Com a diminuição constante dos preços, a promessa de campanha do então candidato Luiz Inácio Lula da Silva está sendo cumprida. A picanha do Lula, ou o churrasco do Lula – expressões que se tornaram populares entre o segundo semestre de 2022 e o início de 2023 – estão mais baratos, mesmo.

Se a pessoa que estiver encarregada da grelha optar por incluir pescados no churrasco, a inflação ainda assim não estragaria a festa. Em junho, o preço dos pescados caiu 0,80% no Brasil. Se não for afeito a planejamento, ainda assim o churrasqueiro não vai pagar muito mais caro: o preço da carne industrializada, aquela comprada no supermercado de última hora, acumula queda de 2,84% nos últimos 12 meses.

No item bebidas, os preços não estão negativos, mas, em junho, a inflação ficou sob controle. No grupo “bebidas e infusões” – designação usada pelo IBGE – o índice em junho foi de 0,67%. No acumulado dos seis meses, o índice é de 6,09% e, de junho de 2023 até junho deste ano, um pouco menor, 5,74%. Neste caso vale, por mais de um motivo, beber com moderação.

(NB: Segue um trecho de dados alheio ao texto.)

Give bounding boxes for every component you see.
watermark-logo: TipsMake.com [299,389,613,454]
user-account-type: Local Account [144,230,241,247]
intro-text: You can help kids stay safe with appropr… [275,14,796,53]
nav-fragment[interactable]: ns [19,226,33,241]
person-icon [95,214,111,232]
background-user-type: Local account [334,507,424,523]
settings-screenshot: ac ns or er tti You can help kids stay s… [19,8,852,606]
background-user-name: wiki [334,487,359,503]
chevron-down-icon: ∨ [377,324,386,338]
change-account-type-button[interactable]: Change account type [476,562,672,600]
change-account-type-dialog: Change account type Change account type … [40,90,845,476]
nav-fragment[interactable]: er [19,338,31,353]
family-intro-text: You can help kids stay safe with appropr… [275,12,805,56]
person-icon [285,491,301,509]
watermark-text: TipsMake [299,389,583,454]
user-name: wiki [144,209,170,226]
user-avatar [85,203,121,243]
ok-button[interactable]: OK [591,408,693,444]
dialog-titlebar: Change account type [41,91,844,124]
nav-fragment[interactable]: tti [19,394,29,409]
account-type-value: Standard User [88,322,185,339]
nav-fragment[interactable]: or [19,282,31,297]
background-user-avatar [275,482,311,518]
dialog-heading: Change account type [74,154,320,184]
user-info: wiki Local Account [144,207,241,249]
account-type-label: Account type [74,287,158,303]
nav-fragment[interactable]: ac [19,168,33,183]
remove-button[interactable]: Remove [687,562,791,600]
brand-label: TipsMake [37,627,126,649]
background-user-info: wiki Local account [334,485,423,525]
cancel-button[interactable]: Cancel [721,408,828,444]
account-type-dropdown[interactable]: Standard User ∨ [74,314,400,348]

Entre as cidades que registraram queda na inflação das carnes frescas em junho deste ano, o melhor resultado foi o de Belém, com (-)2,69%. Nos seis meses deste ano, a campeã foi Rio de Janeiro, com (-)5,11. Já no acumulado dos últimos 12 meses, a maior queda se deu em Salvador, com (-)10,83%.

Uma das razões para a queda nos preços das carnes é a oferta. Segundo dados do IBGE, foram produzidas 8,91 milhões de toneladas de carne bovina em 2023, 11,2% a mais que em 2022, e 8,6% acima do recorde anterior, obtido em 2019. Mas não só. O excedente foi direcionado para consumo interno, e não para exportação.

Pesquisa da Esalq (Escola Superior de Agricultura Luiz de Queiroz), da Universidade de São Paulo, destaca que, em termos absolutos, em 2023, o volume de carne aumentou em 900 mil toneladas frente a 2022, ao passo que a exportação foi ampliada em apenas 22,8 mil toneladas, para 2,29 milhões de toneladas. O aumento da capacidade de consumo interno, com o impulso da geração de empregos e melhoria de renda, pesou no processo de controle de preços.

Com a inclusão das carnes nos itens da cesta básica que ficarão isentos de impostos, como decidiu a Câmara dos Deputados ao regulamentar a Reforma Tributária, no longo prazo a pressão sobre os preços via tributos deve diminuir. A ideia, por sinal, foi defendida por Lula em entrevistas que antecederam a votação na Câmara.